Karl Dilcher, Université Dalhousie (notes-reviews@cms.math.ca)

Tessellations: Mathematics, Art, and Recreation
by Robert Fathauer
A K Peters/CRC Press, 2020
ISBN: 978-0367185978

Robert Fathauer’s Tessellations: Mathematics, Art, and Recreation is a gorgeous book. It’s lavishly illustrated with photographs of tessellations and related patterns from nature and architecture; with reproductions of artwork by M. C. Escher and other artists who have found inspiration in tessellations; with the tilings of geometers such as Sir Roger Penrose, Robert Ammann, and Casey Mann; and, most of all, with the author’s own creations.

The reader will need an interest in mathematics, but no great background; the level of rigor is only a little higher than what aficionados of the late Martin Gardner will remember. To take advantage of this, the book is liberally sprinkled with activities aimed at the K-12 classroom, including handouts, lists of vocabulary words, and (where relevant) CCSSM standards. These exercises are interesting and have solid mathematical content, but their level of difficulty varies widely. An appendix listing the activities by approximate grade level (or cross-tabulated with topic) might make it easier for a teacher dipping into the book to find an activity. In some cases (for instance, worksheet 8.1 on page 148) opportunities are missed for older students to use algebra rather than the too-ubiquitous hand calculator. The range of topics is wide, and each one is explored fairly deeply, with its relevant history. The second chapter, for instance, begins with regular tessellations of the plane. It goes on to the semiregular tessellations, pausing to consider the possible ways in which regular polygons can be arranged around a point. After that, it considers tilings with a single shape of polygonal tile, including the Laves tessellations, dual to the regular and semiregular tessellations. The fifteen classes of tilings with convex pentagons are shown (without proof, but with information about the discoverers.) We then consider the tessellations involving star polygons (the reader must be careful here: the definition on page 31 is more restrictive than what is implied by the tilings on pages 33-35.) Then there’s a short look at non-edge-to-edge tessellations with squares and triangles, including “squared squares.” Four pages on creating new tessellations from old, and a look at Apollonian packings, bring us to the end of the chapter. You will have to read the other twenty-four chapters yourself!

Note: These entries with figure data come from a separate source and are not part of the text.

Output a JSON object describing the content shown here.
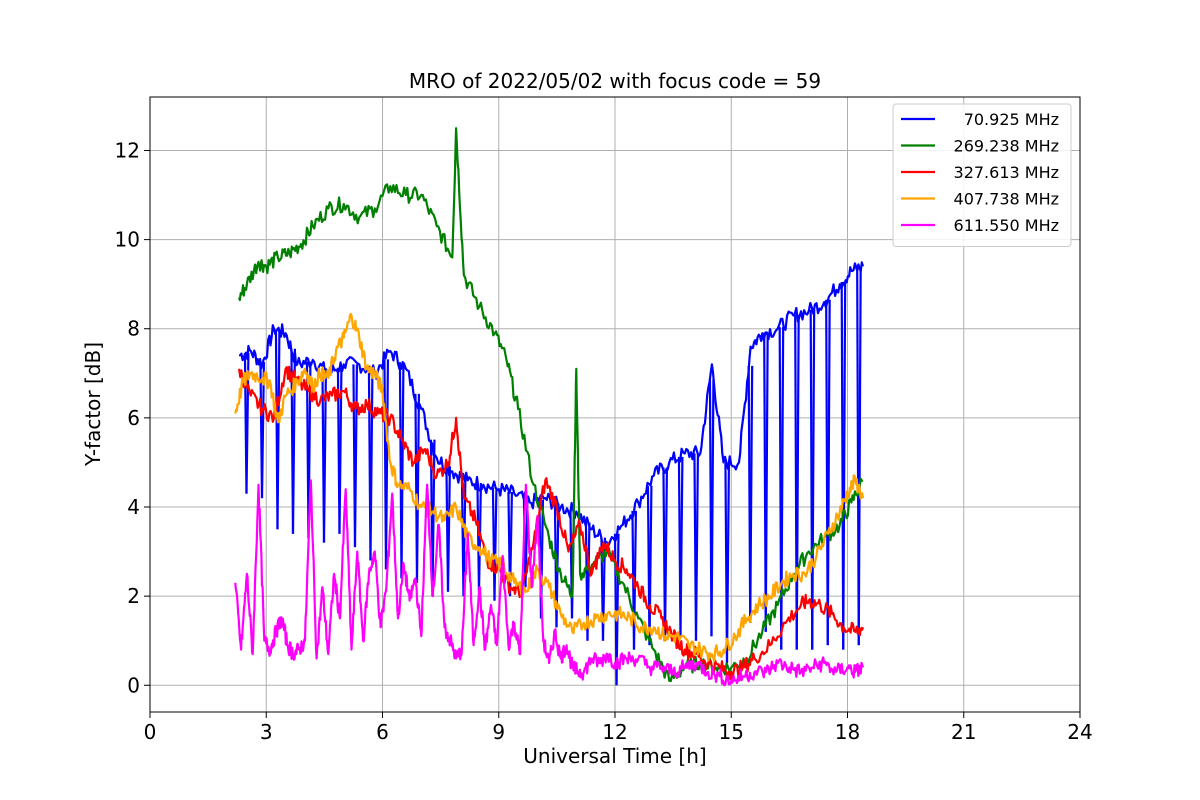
{
  "chart_data": {
    "type": "line",
    "title": "MRO of 2022/05/02 with focus code = 59",
    "xlabel": "Universal Time [h]",
    "ylabel": "Y-factor [dB]",
    "xlim": [
      0,
      24
    ],
    "ylim": [
      -0.6,
      13.2
    ],
    "xticks": [
      0,
      3,
      6,
      9,
      12,
      15,
      18,
      21,
      24
    ],
    "yticks": [
      0,
      2,
      4,
      6,
      8,
      10,
      12
    ],
    "grid": true,
    "legend_position": "top-right",
    "series": [
      {
        "name": "70.925 MHz",
        "color": "#0000ff",
        "x": [
          2.3,
          2.6,
          2.9,
          3.2,
          3.5,
          3.8,
          4.2,
          4.6,
          5.0,
          5.4,
          5.8,
          6.2,
          6.6,
          7.0,
          7.4,
          7.8,
          8.2,
          8.6,
          9.0,
          9.4,
          9.8,
          10.2,
          10.6,
          11.0,
          11.4,
          11.8,
          12.2,
          12.6,
          13.0,
          13.4,
          13.8,
          14.2,
          14.5,
          14.8,
          15.2,
          15.5,
          15.8,
          16.2,
          16.6,
          17.0,
          17.4,
          17.8,
          18.1,
          18.4
        ],
        "y": [
          7.4,
          7.5,
          7.2,
          8.0,
          7.9,
          7.2,
          7.3,
          7.0,
          7.2,
          7.2,
          7.0,
          7.5,
          7.1,
          6.2,
          5.1,
          4.8,
          4.6,
          4.5,
          4.4,
          4.3,
          4.1,
          4.2,
          4.0,
          3.9,
          3.5,
          3.2,
          3.6,
          4.1,
          4.7,
          5.0,
          5.2,
          5.2,
          7.2,
          5.0,
          5.0,
          7.6,
          7.9,
          8.0,
          8.3,
          8.4,
          8.6,
          9.0,
          9.3,
          9.4
        ],
        "dips": [
          [
            2.45,
            4.3
          ],
          [
            2.85,
            4.2
          ],
          [
            3.25,
            3.5
          ],
          [
            3.65,
            3.4
          ],
          [
            4.05,
            3.3
          ],
          [
            4.45,
            3.2
          ],
          [
            4.85,
            3.4
          ],
          [
            5.25,
            3.1
          ],
          [
            5.65,
            2.8
          ],
          [
            6.05,
            2.6
          ],
          [
            6.45,
            2.4
          ],
          [
            6.85,
            2.3
          ],
          [
            7.25,
            2.0
          ],
          [
            7.65,
            2.1
          ],
          [
            8.05,
            2.0
          ],
          [
            8.45,
            2.1
          ],
          [
            8.85,
            1.9
          ],
          [
            9.25,
            2.0
          ],
          [
            9.65,
            2.2
          ],
          [
            10.05,
            1.5
          ],
          [
            10.45,
            1.3
          ],
          [
            10.85,
            1.5
          ],
          [
            11.25,
            1.0
          ],
          [
            11.65,
            1.0
          ],
          [
            12.0,
            0.0
          ],
          [
            12.45,
            0.8
          ],
          [
            12.85,
            0.9
          ],
          [
            13.25,
            1.0
          ],
          [
            13.65,
            1.1
          ],
          [
            14.05,
            1.0
          ],
          [
            14.45,
            1.1
          ],
          [
            14.85,
            0.5
          ],
          [
            15.45,
            1.4
          ],
          [
            15.85,
            1.2
          ],
          [
            16.25,
            0.8
          ],
          [
            16.65,
            0.8
          ],
          [
            17.05,
            0.8
          ],
          [
            17.45,
            0.9
          ],
          [
            17.85,
            0.8
          ],
          [
            18.25,
            0.9
          ]
        ]
      },
      {
        "name": "269.238 MHz",
        "color": "#008000",
        "x": [
          2.3,
          2.5,
          2.8,
          3.0,
          3.3,
          3.6,
          3.9,
          4.2,
          4.6,
          5.0,
          5.4,
          5.8,
          6.2,
          6.6,
          7.0,
          7.4,
          7.8,
          7.9,
          8.1,
          8.5,
          8.9,
          9.2,
          9.5,
          9.9,
          10.3,
          10.6,
          10.9,
          11.0,
          11.1,
          11.4,
          11.8,
          12.2,
          12.6,
          13.0,
          13.4,
          13.8,
          14.2,
          14.6,
          15.0,
          15.4,
          15.8,
          16.2,
          16.6,
          17.0,
          17.4,
          17.8,
          18.1,
          18.4
        ],
        "y": [
          8.7,
          9.0,
          9.5,
          9.4,
          9.6,
          9.7,
          9.9,
          10.3,
          10.7,
          10.8,
          10.5,
          10.7,
          11.2,
          11.0,
          11.0,
          10.3,
          9.6,
          12.5,
          9.2,
          8.5,
          7.9,
          7.3,
          6.2,
          4.5,
          3.3,
          2.5,
          2.0,
          7.1,
          2.5,
          2.7,
          3.0,
          2.3,
          1.5,
          0.8,
          0.1,
          0.4,
          0.5,
          0.4,
          0.4,
          0.6,
          1.2,
          1.8,
          2.5,
          3.0,
          3.3,
          3.6,
          4.1,
          4.6
        ]
      },
      {
        "name": "327.613 MHz",
        "color": "#ff0000",
        "x": [
          2.3,
          2.6,
          2.9,
          3.2,
          3.5,
          3.8,
          4.1,
          4.4,
          4.7,
          5.0,
          5.3,
          5.6,
          5.9,
          6.2,
          6.5,
          6.8,
          7.1,
          7.4,
          7.7,
          7.9,
          8.1,
          8.4,
          8.7,
          9.0,
          9.3,
          9.6,
          9.9,
          10.2,
          10.5,
          10.8,
          11.1,
          11.4,
          11.7,
          12.0,
          12.3,
          12.6,
          12.9,
          13.2,
          13.5,
          13.8,
          14.1,
          14.4,
          14.7,
          15.0,
          15.3,
          15.6,
          16.0,
          16.4,
          16.8,
          17.0,
          17.3,
          17.6,
          17.9,
          18.2,
          18.4
        ],
        "y": [
          7.1,
          6.5,
          6.2,
          6.0,
          7.1,
          6.8,
          6.6,
          6.4,
          6.5,
          6.6,
          6.2,
          6.3,
          6.1,
          6.0,
          5.5,
          5.0,
          5.3,
          4.7,
          5.0,
          6.0,
          4.2,
          3.7,
          2.8,
          2.6,
          2.2,
          2.1,
          3.2,
          4.6,
          4.0,
          3.0,
          3.6,
          2.5,
          3.2,
          2.8,
          2.6,
          2.2,
          1.8,
          1.5,
          1.1,
          0.8,
          0.7,
          0.5,
          0.4,
          0.3,
          0.4,
          0.6,
          0.9,
          1.4,
          1.8,
          1.9,
          1.8,
          1.6,
          1.3,
          1.2,
          1.3
        ]
      },
      {
        "name": "407.738 MHz",
        "color": "#ffa500",
        "x": [
          2.2,
          2.4,
          2.6,
          2.9,
          3.1,
          3.3,
          3.5,
          3.8,
          4.0,
          4.2,
          4.4,
          4.6,
          4.8,
          5.0,
          5.2,
          5.4,
          5.6,
          5.8,
          6.0,
          6.2,
          6.4,
          6.7,
          7.0,
          7.3,
          7.6,
          7.9,
          8.2,
          8.5,
          8.8,
          9.1,
          9.4,
          9.7,
          10.0,
          10.3,
          10.6,
          10.9,
          11.2,
          11.5,
          11.8,
          12.1,
          12.4,
          12.7,
          13.0,
          13.3,
          13.6,
          13.9,
          14.2,
          14.5,
          14.8,
          15.1,
          15.4,
          15.7,
          16.0,
          16.3,
          16.6,
          16.9,
          17.2,
          17.5,
          17.8,
          18.0,
          18.2,
          18.4
        ],
        "y": [
          6.1,
          6.8,
          7.0,
          6.9,
          6.8,
          5.9,
          6.5,
          6.8,
          7.1,
          6.7,
          7.0,
          6.9,
          7.5,
          7.8,
          8.3,
          7.8,
          7.1,
          7.0,
          6.6,
          5.0,
          4.5,
          4.4,
          4.0,
          3.9,
          3.7,
          4.0,
          3.3,
          3.1,
          2.8,
          2.7,
          2.3,
          2.1,
          2.6,
          2.2,
          1.6,
          1.2,
          1.4,
          1.5,
          1.6,
          1.6,
          1.5,
          1.3,
          1.3,
          1.1,
          1.1,
          0.9,
          0.8,
          0.7,
          0.8,
          1.1,
          1.5,
          1.8,
          2.0,
          2.3,
          2.5,
          2.5,
          2.9,
          3.4,
          3.9,
          4.3,
          4.6,
          4.2
        ]
      },
      {
        "name": "611.550 MHz",
        "color": "#ff00ff",
        "x": [
          2.2,
          2.35,
          2.5,
          2.65,
          2.8,
          2.95,
          3.1,
          3.25,
          3.4,
          3.55,
          3.7,
          3.85,
          4.0,
          4.15,
          4.3,
          4.45,
          4.6,
          4.75,
          4.9,
          5.05,
          5.2,
          5.35,
          5.5,
          5.65,
          5.8,
          5.95,
          6.1,
          6.25,
          6.4,
          6.55,
          6.7,
          6.85,
          7.0,
          7.15,
          7.3,
          7.45,
          7.6,
          7.75,
          7.9,
          8.05,
          8.2,
          8.35,
          8.5,
          8.65,
          8.8,
          8.95,
          9.1,
          9.25,
          9.4,
          9.55,
          9.7,
          9.85,
          10.0,
          10.15,
          10.3,
          10.45,
          10.6,
          10.75,
          10.9,
          11.05,
          11.2,
          11.4,
          11.6,
          11.8,
          12.0,
          12.3,
          12.6,
          12.9,
          13.2,
          13.5,
          13.8,
          14.1,
          14.4,
          14.7,
          15.0,
          15.3,
          15.6,
          15.9,
          16.2,
          16.5,
          16.8,
          17.1,
          17.4,
          17.7,
          18.0,
          18.2,
          18.4
        ],
        "y": [
          2.3,
          0.8,
          2.5,
          0.7,
          4.5,
          1.0,
          0.8,
          1.2,
          1.5,
          0.9,
          0.7,
          0.8,
          1.0,
          4.6,
          0.6,
          2.2,
          0.7,
          2.5,
          1.5,
          4.4,
          0.8,
          3.0,
          1.0,
          2.5,
          3.0,
          1.3,
          2.2,
          4.3,
          1.5,
          2.7,
          1.9,
          2.4,
          1.1,
          4.5,
          2.0,
          3.6,
          1.3,
          1.0,
          0.6,
          0.8,
          3.4,
          0.9,
          2.2,
          0.8,
          1.8,
          0.9,
          2.9,
          0.9,
          1.4,
          0.7,
          4.5,
          2.2,
          3.8,
          1.0,
          0.5,
          1.2,
          0.6,
          0.9,
          0.4,
          0.3,
          0.3,
          0.6,
          0.5,
          0.7,
          0.5,
          0.6,
          0.6,
          0.4,
          0.4,
          0.3,
          0.4,
          0.5,
          0.3,
          0.2,
          0.1,
          0.2,
          0.3,
          0.3,
          0.5,
          0.4,
          0.3,
          0.4,
          0.5,
          0.3,
          0.4,
          0.3,
          0.4
        ]
      }
    ]
  }
}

Chapter 8, on rosettes and spirals has a good introduction to Fibonacci spirals and phyllotaxis. I would argue with the author’s decision (p. 122) to use “golden number” rather than “golden ratio” on the grounds that

   “The term `golden ratio’ implies a ratio of two objects, which is not how it will generally be used in this book.”

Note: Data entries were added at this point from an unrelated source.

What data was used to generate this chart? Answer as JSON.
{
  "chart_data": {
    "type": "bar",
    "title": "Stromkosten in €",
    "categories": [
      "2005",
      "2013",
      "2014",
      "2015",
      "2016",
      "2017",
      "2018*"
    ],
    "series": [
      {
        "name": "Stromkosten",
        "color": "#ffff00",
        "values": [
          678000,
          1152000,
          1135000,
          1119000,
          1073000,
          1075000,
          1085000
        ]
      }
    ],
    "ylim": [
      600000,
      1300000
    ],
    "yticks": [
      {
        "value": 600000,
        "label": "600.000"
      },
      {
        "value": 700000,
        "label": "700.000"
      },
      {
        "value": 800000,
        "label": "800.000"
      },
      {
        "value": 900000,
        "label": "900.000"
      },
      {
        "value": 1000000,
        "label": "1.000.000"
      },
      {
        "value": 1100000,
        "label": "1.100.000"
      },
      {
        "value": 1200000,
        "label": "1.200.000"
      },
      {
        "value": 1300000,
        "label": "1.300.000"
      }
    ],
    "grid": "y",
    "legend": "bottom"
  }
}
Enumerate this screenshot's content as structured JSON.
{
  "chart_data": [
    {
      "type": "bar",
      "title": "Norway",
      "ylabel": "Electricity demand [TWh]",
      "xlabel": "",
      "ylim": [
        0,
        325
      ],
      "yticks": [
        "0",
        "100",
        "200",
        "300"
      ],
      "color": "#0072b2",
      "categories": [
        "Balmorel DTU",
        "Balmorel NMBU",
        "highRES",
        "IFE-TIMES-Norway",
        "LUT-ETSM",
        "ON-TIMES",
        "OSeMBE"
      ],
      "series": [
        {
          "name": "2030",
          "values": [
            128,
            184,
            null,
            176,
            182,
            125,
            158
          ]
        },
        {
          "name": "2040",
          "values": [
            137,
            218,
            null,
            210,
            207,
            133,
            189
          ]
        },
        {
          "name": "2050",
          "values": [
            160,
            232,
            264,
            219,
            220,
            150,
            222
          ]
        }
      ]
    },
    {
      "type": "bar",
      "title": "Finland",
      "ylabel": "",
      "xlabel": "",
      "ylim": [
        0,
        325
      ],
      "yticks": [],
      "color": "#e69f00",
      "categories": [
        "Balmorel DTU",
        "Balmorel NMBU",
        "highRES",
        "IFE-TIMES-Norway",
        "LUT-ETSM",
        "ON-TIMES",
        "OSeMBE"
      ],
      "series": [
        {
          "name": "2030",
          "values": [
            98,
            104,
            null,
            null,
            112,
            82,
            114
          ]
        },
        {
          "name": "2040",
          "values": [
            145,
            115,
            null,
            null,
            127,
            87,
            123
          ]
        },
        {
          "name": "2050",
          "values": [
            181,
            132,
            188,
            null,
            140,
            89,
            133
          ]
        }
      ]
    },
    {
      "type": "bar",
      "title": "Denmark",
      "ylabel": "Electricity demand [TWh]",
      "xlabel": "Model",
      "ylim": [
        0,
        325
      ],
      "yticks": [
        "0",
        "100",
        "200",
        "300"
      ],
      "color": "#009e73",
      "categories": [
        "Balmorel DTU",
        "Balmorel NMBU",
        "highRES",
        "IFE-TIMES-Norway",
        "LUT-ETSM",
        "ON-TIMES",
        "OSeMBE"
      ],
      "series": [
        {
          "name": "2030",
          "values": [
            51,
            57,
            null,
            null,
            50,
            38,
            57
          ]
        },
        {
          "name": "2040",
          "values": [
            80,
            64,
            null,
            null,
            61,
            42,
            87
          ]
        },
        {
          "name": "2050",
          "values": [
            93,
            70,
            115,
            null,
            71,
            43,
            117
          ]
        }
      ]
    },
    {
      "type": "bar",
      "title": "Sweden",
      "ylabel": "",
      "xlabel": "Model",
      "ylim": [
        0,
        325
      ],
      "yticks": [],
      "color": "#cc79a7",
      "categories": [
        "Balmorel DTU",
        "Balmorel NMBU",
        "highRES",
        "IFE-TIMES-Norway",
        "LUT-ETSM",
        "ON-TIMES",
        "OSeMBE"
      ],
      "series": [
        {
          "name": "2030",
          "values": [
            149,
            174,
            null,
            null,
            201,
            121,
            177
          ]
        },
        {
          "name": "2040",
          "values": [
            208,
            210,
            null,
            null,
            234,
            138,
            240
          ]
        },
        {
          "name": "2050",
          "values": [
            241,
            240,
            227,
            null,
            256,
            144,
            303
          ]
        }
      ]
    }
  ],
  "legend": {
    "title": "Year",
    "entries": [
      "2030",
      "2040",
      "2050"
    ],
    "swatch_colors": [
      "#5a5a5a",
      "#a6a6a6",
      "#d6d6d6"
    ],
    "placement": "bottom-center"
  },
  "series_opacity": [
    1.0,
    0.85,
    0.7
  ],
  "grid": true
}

While I agree with him that

   “[t]he number has a long history of being applied to objects that it doesn’t really fit very well, such as the nautilus shell and the Acropolis,”

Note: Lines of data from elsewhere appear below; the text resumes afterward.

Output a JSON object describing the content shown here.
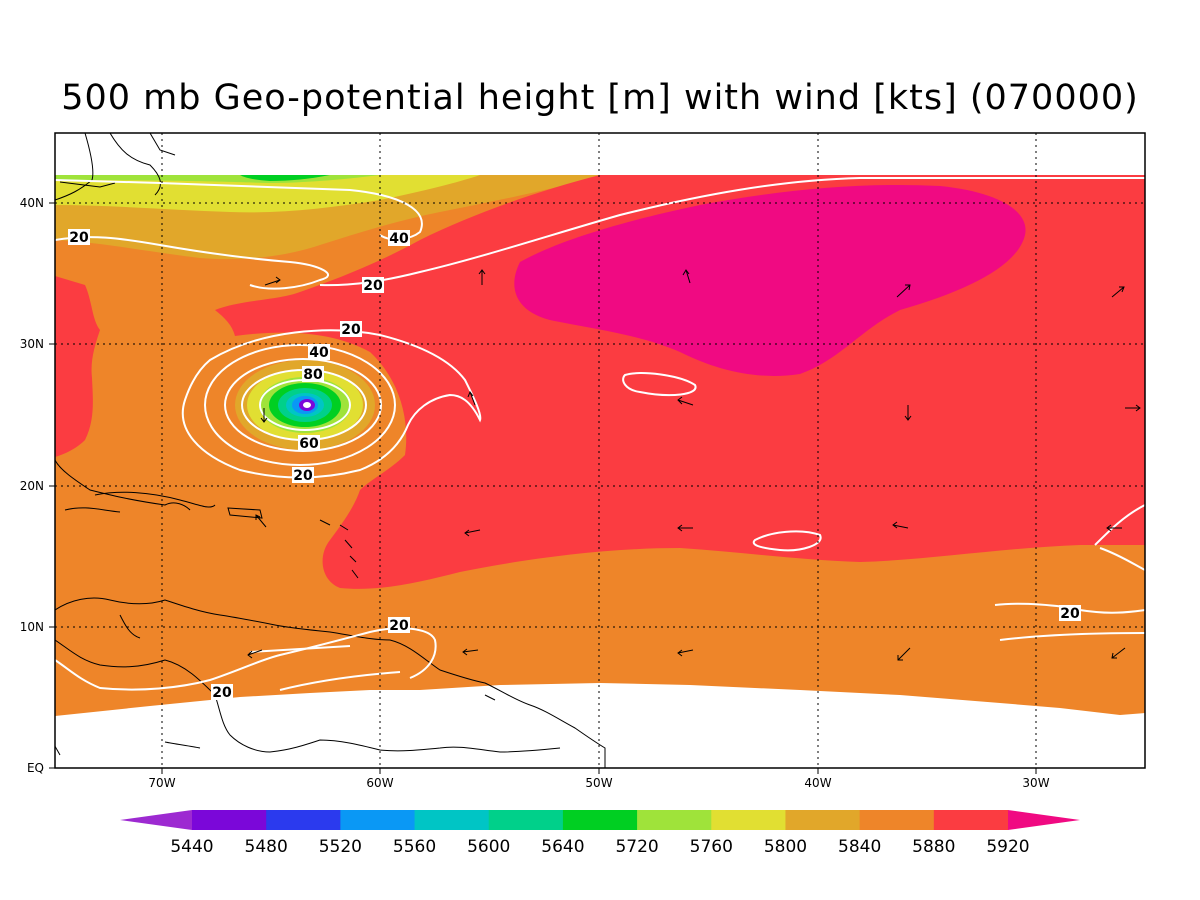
{
  "title": "500 mb Geo-potential height [m] with wind [kts] (070000)",
  "lon_ticks": [
    "70W",
    "60W",
    "50W",
    "40W",
    "30W"
  ],
  "lat_ticks": [
    "EQ",
    "10N",
    "20N",
    "30N",
    "40N"
  ],
  "contour_labels": [
    "20",
    "40",
    "20",
    "20",
    "40",
    "80",
    "60",
    "20",
    "20",
    "20",
    "20"
  ],
  "colorbar": {
    "labels": [
      "5440",
      "5480",
      "5520",
      "5560",
      "5600",
      "5640",
      "5720",
      "5760",
      "5800",
      "5840",
      "5880",
      "5920"
    ],
    "colors": [
      "#9d2ad1",
      "#7b07d9",
      "#2b3aee",
      "#0a98f5",
      "#00c5c5",
      "#00d08a",
      "#00cf22",
      "#9fe33a",
      "#e1df32",
      "#e1a72a",
      "#ee8529",
      "#fb3c41",
      "#f00a82"
    ]
  },
  "map_colors": {
    "c5880": "#ee8529",
    "c5920": "#fb3c41",
    "c5960": "#f00a82",
    "c5840": "#e1a72a",
    "c5800": "#e1df32",
    "c5760": "#9fe33a",
    "c5720": "#00cf22",
    "contour": "#ffffff",
    "coast": "#000000"
  }
}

the dimensionless number φ in a tiling is indeed a ratio of lengths (or of tile populations in the Penrose tiling)  and this is not changed by other writers’ over-eagerness to spot it in architecture and nature.

Chapter 9, on fractal tiles and fractal tilings, contains material of considerable beauty that will be new to most mathematicians. Many of these tilings have a deep connection to the hyperbolic plane that clearly cannot be explored at the level of this book! The author attempts on page 152 to draw a distinction between fractal and hyperbolic tilings, with Escher’s “Square Limit” woodcut on one side of the line and his “Circle Limit” works on the other. I confess that I do not see the basis for this distinction. But this is a minor detail, that in no way detracts from the overall presentation.

Finally, Fathauer is not just a mathematician but also an artist. He shares his artistic tips freely here, including, in Chapter 13-19, some really good instructions on how to create an Escher-style tiling based on various symmetries. If you are a high school math teacher and you bring a copy of this book in to work, you may need to hide it from the art teacher!